« Les passagers du vent » 1 La fille sous la Dunette, Bourgeon


 

Aujourd’hui je sors un peu de ma zone de confort et je me lance dans la saga BD de François Bourgeon, Les Passagers du Vent. Il serait temps me direz-vous ! Certes, mais je n’ai jamais été très portée sur les récits d’aventures. Enfant, ils me fichaient la trouille ou m’ennuyaient. Il se pourrait bien que cela change.
Situé au XVIII°, le premier opus, « La fille sous la dunette » nous invite à prendre place sur Le Foudroyant, un navire français aux allures de colosse de la mer. La vie à bord et les règles y sont dures, les relations humaines âpres.
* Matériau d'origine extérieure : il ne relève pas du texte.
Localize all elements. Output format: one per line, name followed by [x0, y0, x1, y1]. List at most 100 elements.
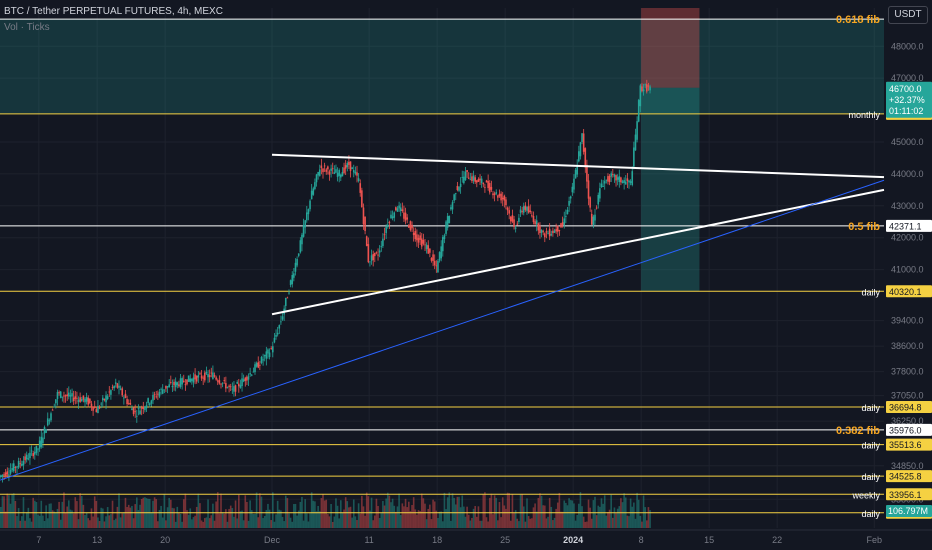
- current-price-text: 46700.0: [889, 84, 922, 94]
- volume-bar: [322, 494, 324, 528]
- time-axis[interactable]: 7 13 20 Dec 11 18 25 2024 8 15 22 Feb: [0, 529, 932, 550]
- volume-bar: [352, 499, 355, 528]
- candle-body: [578, 151, 580, 162]
- volume-bar: [244, 495, 247, 528]
- candle-body: [649, 86, 651, 91]
- horizontal-levels[interactable]: 0.618 fib monthly 0.5 fib daily daily 0.382 f…: [0, 14, 884, 519]
- candle-body: [147, 398, 149, 403]
- candle-body: [207, 373, 209, 378]
- volume-bar: [565, 502, 567, 528]
- candle-body: [425, 244, 428, 250]
- candle-body: [250, 374, 253, 376]
- volume-bar: [106, 507, 109, 528]
- volume-bar: [166, 507, 169, 528]
- candle-body: [437, 260, 439, 273]
- candle-body: [299, 240, 302, 253]
- volume-bar: [383, 505, 386, 528]
- volume-bar: [11, 494, 13, 528]
- candle-body: [629, 181, 632, 183]
- position-stop-zone[interactable]: [641, 8, 700, 88]
- candle-body: [391, 216, 394, 219]
- candle-body: [514, 227, 517, 229]
- candle-body: [116, 383, 119, 388]
- volume-bar: [518, 521, 520, 528]
- candle-body: [119, 388, 122, 390]
- trendline-triangle-top[interactable]: [271, 153, 885, 179]
- candle-body: [35, 445, 38, 453]
- volume-bar: [642, 495, 645, 528]
- candle-body: [639, 85, 642, 107]
- candle-body: [545, 231, 548, 233]
- candle-body: [602, 185, 604, 187]
- candle-body: [521, 210, 523, 212]
- volume-bar: [152, 500, 154, 528]
- level-label: monthly: [848, 110, 880, 120]
- candle-body: [158, 391, 161, 397]
- volume-bar: [84, 514, 86, 528]
- price-tick-label: 45000.0: [891, 137, 924, 147]
- candle-body: [612, 174, 614, 175]
- volume-bar: [228, 508, 230, 528]
- volume-bar: [161, 517, 164, 528]
- candle-body: [498, 193, 501, 197]
- symbol-title[interactable]: BTC / Tether PERPETUAL FUTURES, 4h, MEXC: [4, 6, 223, 17]
- volume-bar: [416, 514, 418, 528]
- volume-bar: [505, 508, 507, 528]
- candle-body: [63, 395, 65, 397]
- volume-bar: [417, 510, 420, 528]
- volume-bar: [131, 505, 133, 528]
- candle-body: [144, 406, 146, 411]
- volume-bar: [552, 520, 554, 528]
- candle-body: [322, 168, 324, 173]
- candle-body: [482, 183, 485, 185]
- volume-bar: [56, 508, 59, 528]
- current-price-badge[interactable]: [886, 81, 932, 118]
- candle-body: [385, 226, 387, 234]
- candle-body: [563, 218, 566, 225]
- candle-body: [6, 471, 9, 475]
- candle-body: [127, 403, 130, 405]
- candle-body: [273, 337, 276, 343]
- trendline-triangle-bottom[interactable]: [271, 188, 885, 316]
- volume-bar: [288, 513, 290, 528]
- candle-body: [461, 177, 464, 178]
- candle-body: [145, 405, 148, 409]
- volume-bar: [312, 500, 315, 528]
- volume-bar: [226, 521, 229, 528]
- trendline-long-trend[interactable]: [0, 179, 885, 481]
- candle-body: [453, 194, 455, 201]
- level-badge-text: 40320.1: [889, 287, 922, 297]
- candle-body: [236, 382, 238, 384]
- volume-indicator-label[interactable]: Vol · Ticks: [4, 22, 50, 33]
- level-badge: [886, 438, 932, 451]
- level-label: weekly: [851, 490, 880, 500]
- candle-body: [22, 460, 25, 466]
- candle-body: [393, 212, 396, 218]
- volume-bar: [246, 501, 248, 528]
- currency-badge[interactable]: USDT: [888, 6, 928, 24]
- volume-bar: [354, 516, 357, 528]
- position-target-zone[interactable]: [641, 87, 700, 292]
- price-axis[interactable]: 48000.0 47000.0 45000.0 44000.0 43000.0 42000…: [886, 0, 932, 550]
- volume-bar: [365, 492, 368, 528]
- candle-body: [642, 89, 645, 92]
- candle-body: [142, 406, 145, 410]
- candle-body: [260, 357, 263, 363]
- volume-bar: [280, 510, 282, 528]
- trendlines[interactable]: [0, 153, 885, 481]
- candle-body: [634, 134, 637, 151]
- candle-body: [276, 332, 279, 335]
- candle-body: [446, 216, 449, 228]
- candle-body: [539, 225, 541, 234]
- candle-body: [297, 253, 300, 256]
- volume-bar: [21, 516, 23, 528]
- volume-bar: [628, 516, 630, 528]
- candle-body: [367, 244, 370, 263]
- volume-bar: [202, 521, 204, 528]
- candle-body: [208, 375, 211, 378]
- volume-bar: [581, 506, 583, 528]
- candle-body: [160, 388, 162, 390]
- volume-bar: [516, 518, 519, 528]
- candle-body: [113, 386, 115, 389]
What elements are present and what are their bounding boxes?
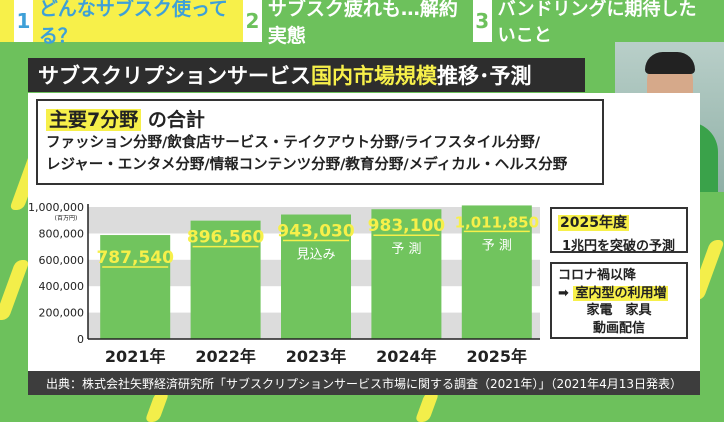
tab-label: サブスク疲れも…解約実態 [267, 0, 458, 47]
y-tick-label: 800,000 [39, 227, 85, 240]
bar [190, 220, 261, 339]
arrow-right-icon: ➡ [558, 285, 569, 301]
bar-note: 見込み [296, 248, 335, 263]
note-highlight: 室内型の利用増 [573, 285, 669, 301]
tab-1[interactable]: 1 どんなサブスク使ってる？ [0, 0, 243, 47]
note-box-2025: 2025年度 1兆円を突破の予測 [550, 207, 688, 254]
scope-heading: の合計 [141, 109, 205, 131]
bar [461, 205, 532, 339]
x-tick-label: 2025年 [467, 347, 528, 366]
scope-line: レジャー・エンタメ分野/情報コンテンツ分野/教育分野/メディカル・ヘルス分野 [46, 157, 568, 173]
note-text: 1兆円を突破の予測 [562, 239, 676, 254]
bar-value-label: 896,560 [187, 228, 265, 248]
tab-number: 3 [472, 0, 492, 42]
scope-box: 主要7分野 の合計 ファッション分野/飲食店サービス・テイクアウト分野/ライフス… [36, 99, 604, 185]
title-highlight: 国内市場規模 [311, 64, 437, 88]
bar-note: 予 測 [391, 242, 421, 257]
x-tick-label: 2022年 [195, 347, 256, 366]
y-axis-unit: (百万円) [55, 215, 78, 222]
x-tick-label: 2021年 [105, 347, 166, 366]
scope-highlight: 主要7分野 [46, 109, 142, 131]
tab-number: 1 [14, 0, 33, 42]
tab-2[interactable]: 2 サブスク疲れも…解約実態 [243, 0, 473, 47]
bar [100, 235, 171, 339]
y-tick-label: 0 [77, 333, 84, 346]
note-box-covid: コロナ禍以降 ➡ 室内型の利用増 家電 家具 動画配信 [550, 262, 688, 339]
note-text: 家電 家具 [586, 303, 652, 318]
tab-3[interactable]: 3 バンドリングに期待したいこと [472, 0, 724, 46]
note-text: コロナ禍以降 [558, 268, 637, 283]
y-tick-label: 400,000 [39, 280, 85, 293]
bar-value-label: 943,030 [277, 222, 355, 242]
tab-number: 2 [243, 0, 262, 42]
bar-chart: 0 200,000 400,000 600,000 800,000 1,000,000(百… [28, 201, 540, 366]
segment-tabs: 1 どんなサブスク使ってる？ 2 サブスク疲れも…解約実態 3 バンドリングに期待した… [0, 0, 724, 47]
page-title: サブスクリプションサービス 国内市場規模 推移･予測 [28, 58, 585, 92]
title-main: サブスクリプションサービス [38, 64, 311, 88]
y-tick-label: 200,000 [39, 307, 85, 320]
bar [371, 209, 442, 339]
bar-value-label: 1,011,850 [455, 213, 539, 231]
bar-value-label: 787,540 [96, 248, 174, 268]
x-tick-label: 2024年 [376, 347, 437, 366]
bar-note: 予 測 [482, 238, 512, 253]
y-tick-label: 1,000,000 [28, 201, 84, 214]
title-rest: 推移･予測 [437, 64, 532, 88]
tab-label: バンドリングに期待したいこと [497, 0, 697, 46]
bar-value-label: 983,100 [368, 216, 446, 236]
note-highlight: 2025年度 [558, 215, 629, 231]
bar [281, 214, 351, 339]
source-footer: 出典：株式会社矢野経済研究所「サブスクリプションサービス市場に関する調査（202… [28, 371, 700, 395]
note-text: 動画配信 [592, 320, 645, 336]
x-tick-label: 2023年 [286, 347, 347, 366]
scope-line: ファッション分野/飲食店サービス・テイクアウト分野/ライフスタイル分野/ [46, 135, 541, 151]
tab-label: どんなサブスク使ってる？ [38, 0, 228, 47]
y-tick-label: 600,000 [39, 254, 85, 267]
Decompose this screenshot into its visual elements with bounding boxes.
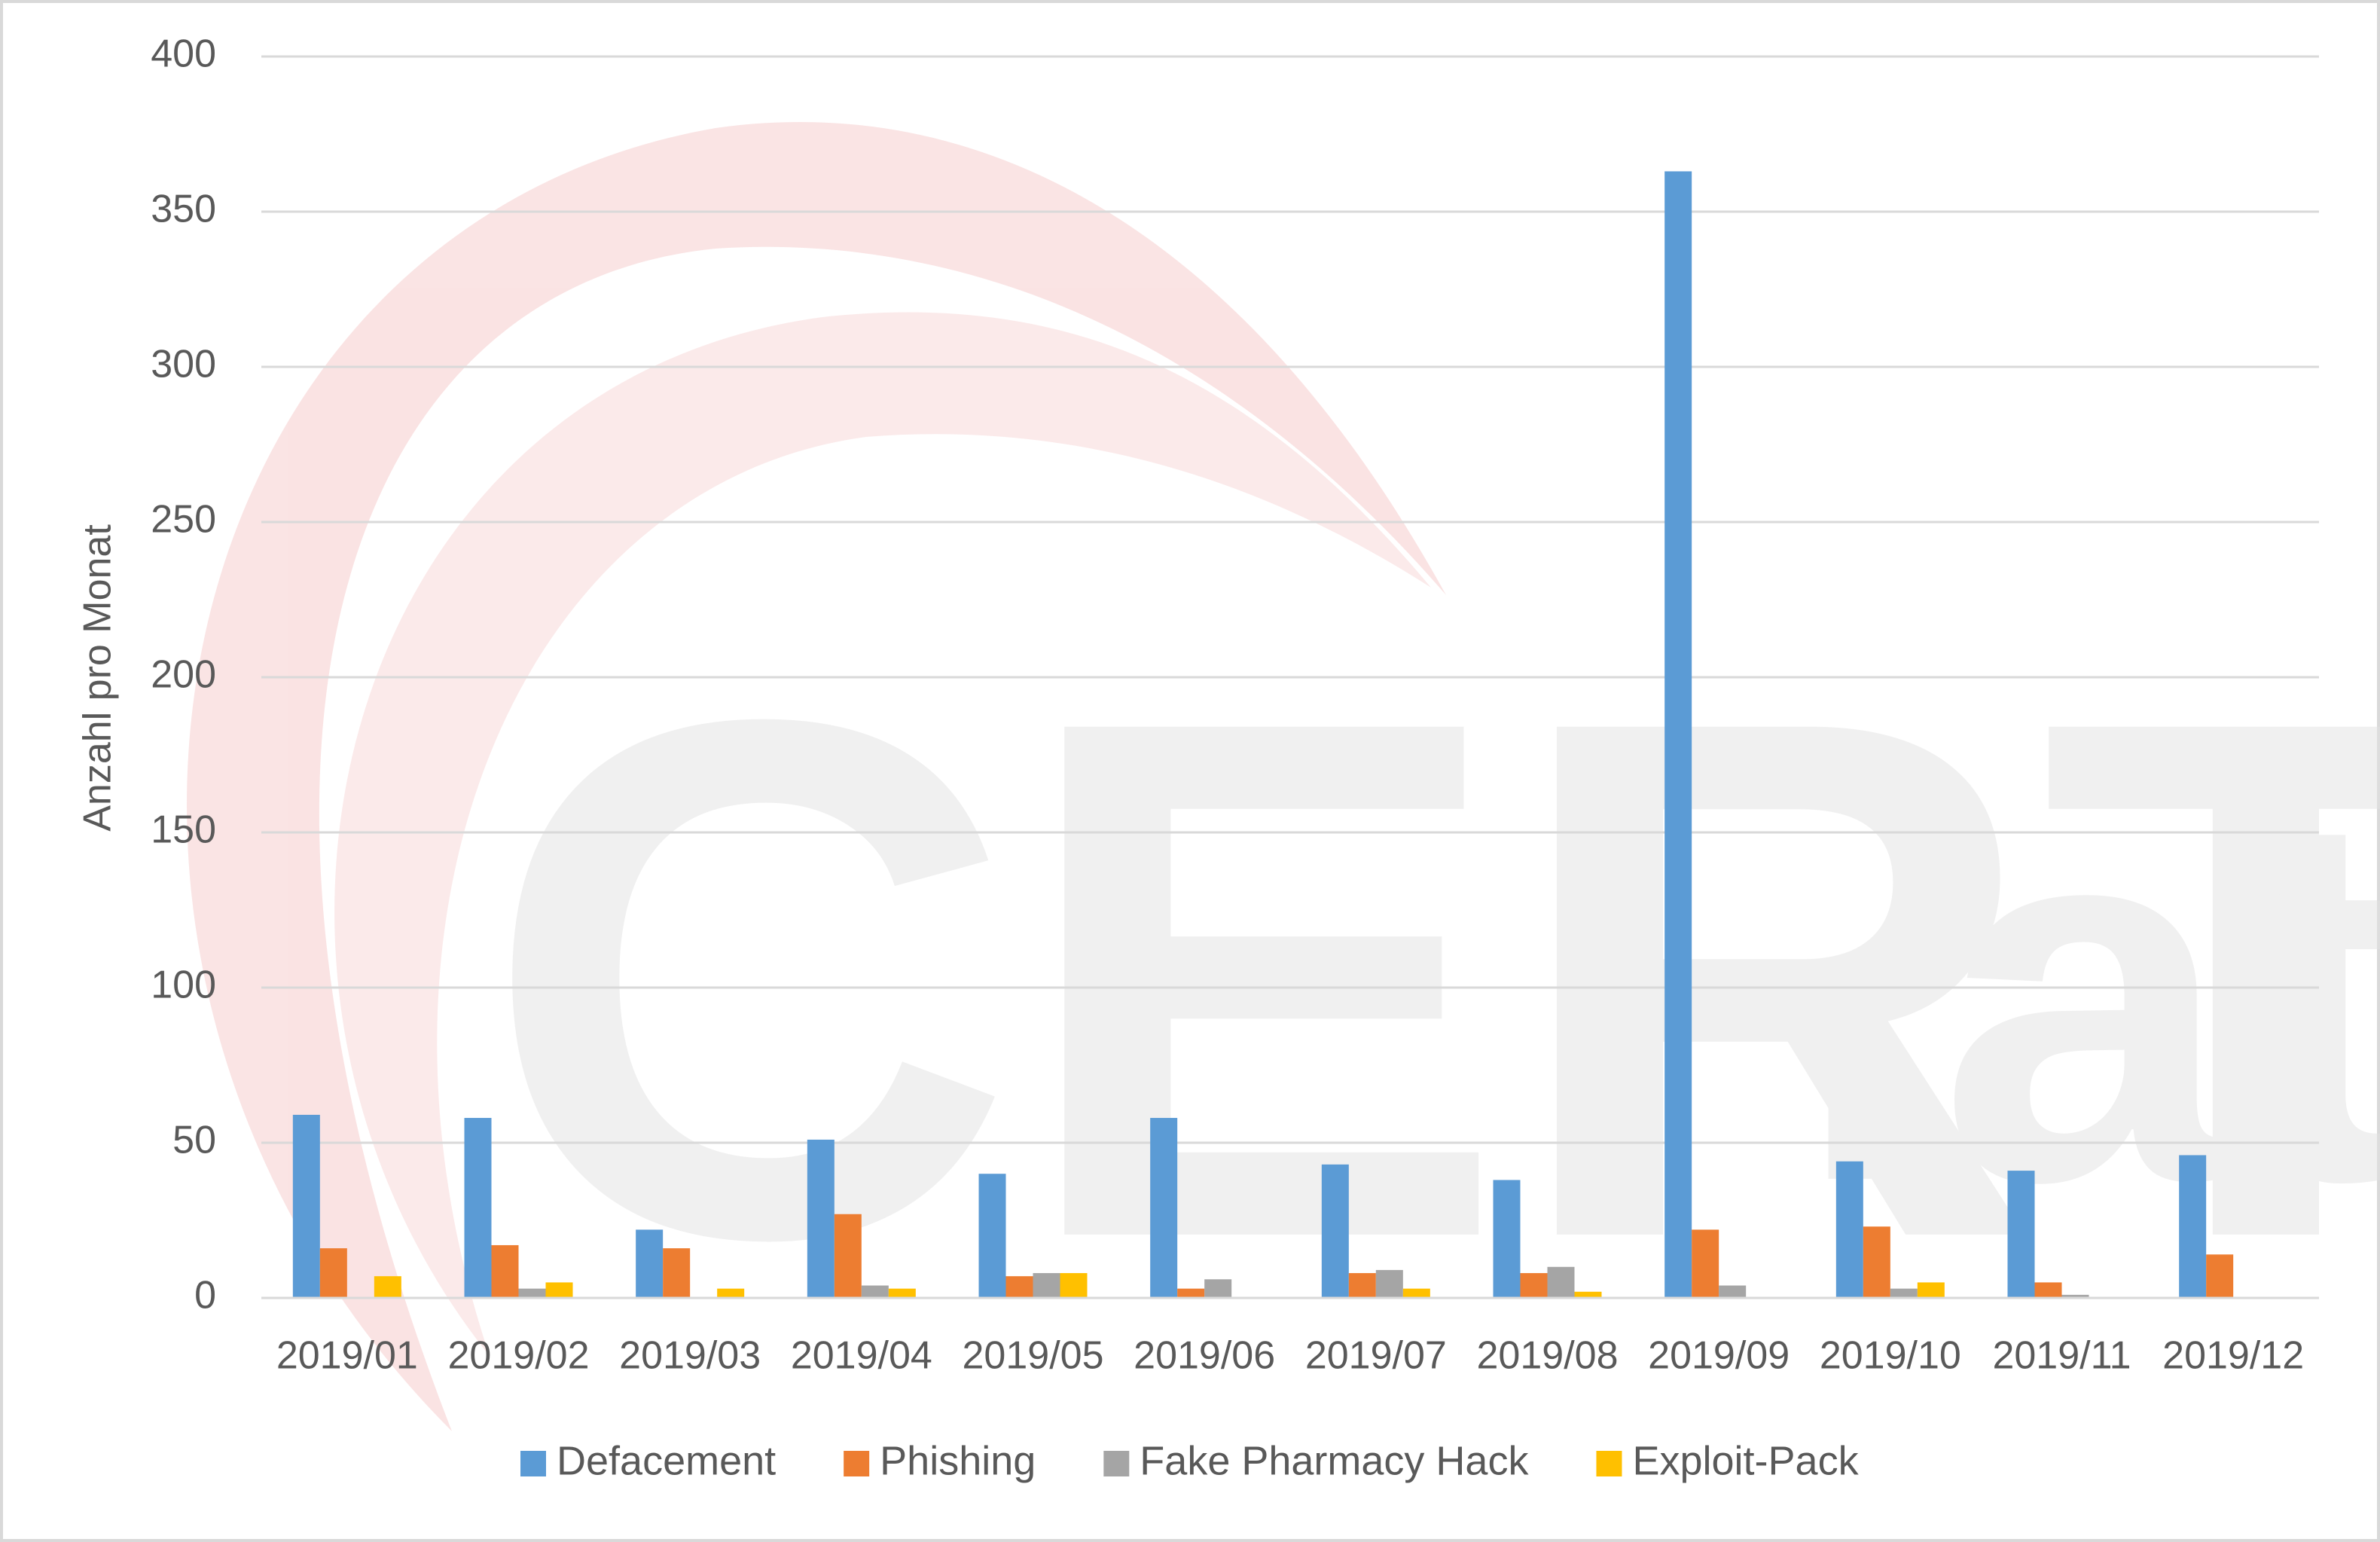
bar (1005, 1276, 1033, 1298)
bar (1890, 1288, 1918, 1298)
bar (1204, 1279, 1232, 1298)
bar (2179, 1155, 2207, 1298)
bar (1060, 1273, 1088, 1298)
bar (834, 1214, 862, 1298)
y-tick-label: 50 (172, 1119, 216, 1162)
bar (1863, 1226, 1890, 1298)
watermark-text: .at (1793, 702, 2380, 1291)
watermark: CERT .at (187, 121, 2380, 1431)
bar (1917, 1282, 1945, 1298)
y-tick-label: 400 (151, 32, 216, 76)
legend-swatch (520, 1451, 546, 1476)
bar (861, 1285, 889, 1298)
bar (2034, 1282, 2062, 1298)
bar (1321, 1164, 1349, 1298)
y-tick-label: 300 (151, 343, 216, 386)
bar (1574, 1291, 1602, 1298)
bar (807, 1139, 835, 1298)
bar (663, 1248, 691, 1298)
watermark-text: CERT (482, 566, 2380, 1391)
x-tick-label: 2019/11 (1992, 1334, 2131, 1378)
bar (1375, 1269, 1403, 1298)
bar (1835, 1161, 1863, 1298)
bar (1520, 1273, 1548, 1298)
bar (545, 1282, 573, 1298)
legend-label: Defacement (557, 1438, 776, 1483)
bar (1547, 1266, 1575, 1298)
x-tick-label: 2019/07 (1305, 1334, 1447, 1378)
bar (292, 1114, 320, 1298)
x-tick-label: 2019/05 (963, 1334, 1104, 1378)
y-tick-label: 350 (151, 188, 216, 231)
legend-label: Exploit-Pack (1632, 1438, 1859, 1483)
bar (1692, 1229, 1719, 1298)
bar (1348, 1273, 1376, 1298)
bar (1150, 1118, 1178, 1298)
x-tick-label: 2019/03 (619, 1334, 761, 1378)
bar (888, 1288, 916, 1298)
y-axis-label: Anzahl pro Monat (76, 524, 120, 832)
bar (636, 1229, 664, 1298)
legend-swatch (1596, 1451, 1622, 1476)
x-tick-label: 2019/08 (1477, 1334, 1619, 1378)
bar (1033, 1273, 1060, 1298)
watermark-arc (334, 312, 1431, 1357)
legend-swatch (844, 1451, 870, 1476)
bar (319, 1248, 347, 1298)
y-tick-label: 0 (194, 1274, 216, 1318)
legend-label: Fake Pharmacy Hack (1140, 1438, 1529, 1483)
bar (2007, 1171, 2035, 1298)
legend-label: Phishing (880, 1438, 1036, 1483)
x-tick-label: 2019/02 (448, 1334, 590, 1378)
y-tick-label: 250 (151, 498, 216, 542)
bar (717, 1288, 745, 1298)
bar (1177, 1288, 1205, 1298)
bar (464, 1118, 492, 1298)
x-tick-label: 2019/12 (2162, 1334, 2304, 1378)
bar (1719, 1285, 1747, 1298)
x-tick-label: 2019/04 (791, 1334, 932, 1378)
bar (491, 1244, 519, 1298)
x-tick-label: 2019/10 (1820, 1334, 1961, 1378)
bar (978, 1174, 1006, 1298)
bar (1664, 171, 1692, 1299)
bar (2061, 1294, 2089, 1298)
legend-swatch (1103, 1451, 1130, 1476)
x-tick-label: 2019/09 (1648, 1334, 1790, 1378)
x-tick-label: 2019/06 (1134, 1334, 1275, 1378)
bar (518, 1288, 546, 1298)
y-tick-label: 100 (151, 963, 216, 1007)
y-tick-label: 200 (151, 653, 216, 697)
bar (2206, 1254, 2234, 1298)
x-tick-label: 2019/01 (276, 1334, 418, 1378)
bar (374, 1276, 401, 1298)
y-tick-label: 150 (151, 808, 216, 852)
bar (1493, 1180, 1521, 1298)
bar (1402, 1288, 1430, 1298)
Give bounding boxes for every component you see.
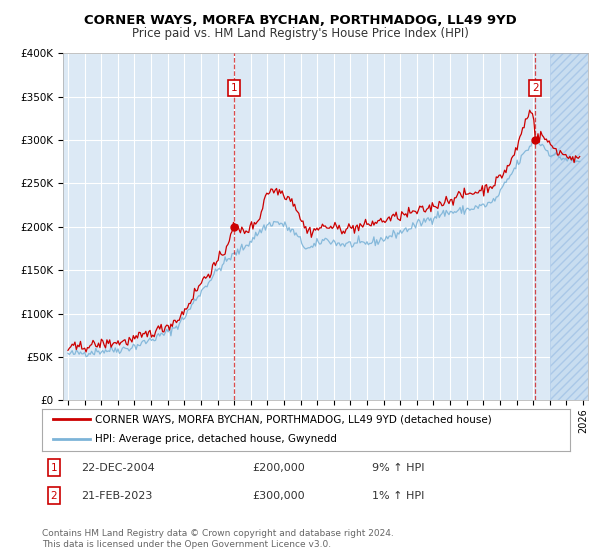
Text: £200,000: £200,000: [252, 463, 305, 473]
Text: 1% ↑ HPI: 1% ↑ HPI: [372, 491, 424, 501]
Bar: [550, 53, 588, 400]
Text: Price paid vs. HM Land Registry's House Price Index (HPI): Price paid vs. HM Land Registry's House …: [131, 27, 469, 40]
Text: 9% ↑ HPI: 9% ↑ HPI: [372, 463, 425, 473]
Text: £300,000: £300,000: [252, 491, 305, 501]
Text: CORNER WAYS, MORFA BYCHAN, PORTHMADOG, LL49 9YD: CORNER WAYS, MORFA BYCHAN, PORTHMADOG, L…: [83, 14, 517, 27]
Text: 22-DEC-2004: 22-DEC-2004: [81, 463, 155, 473]
Text: 1: 1: [50, 463, 58, 473]
Text: Contains HM Land Registry data © Crown copyright and database right 2024.
This d: Contains HM Land Registry data © Crown c…: [42, 529, 394, 549]
Text: 1: 1: [230, 83, 237, 93]
Text: CORNER WAYS, MORFA BYCHAN, PORTHMADOG, LL49 9YD (detached house): CORNER WAYS, MORFA BYCHAN, PORTHMADOG, L…: [95, 414, 491, 424]
Text: 2: 2: [532, 83, 539, 93]
Text: 2: 2: [50, 491, 58, 501]
Text: HPI: Average price, detached house, Gwynedd: HPI: Average price, detached house, Gwyn…: [95, 434, 337, 444]
Text: 21-FEB-2023: 21-FEB-2023: [81, 491, 152, 501]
La vie a parfois bien peu de prix dans cet univers essentiellement masculin. Mener 800 hommes confinés dans cet espace flottant est une gageure pour le Capitaine Benoit de Roselande, d’autant qu’il ne présente pas toutes les qualités requises. Pour poursuivre son petit bonhomme de chemin paisible, chacun doit rester à sa place et ne pas trop chercher à savoir ce que fait l’autre.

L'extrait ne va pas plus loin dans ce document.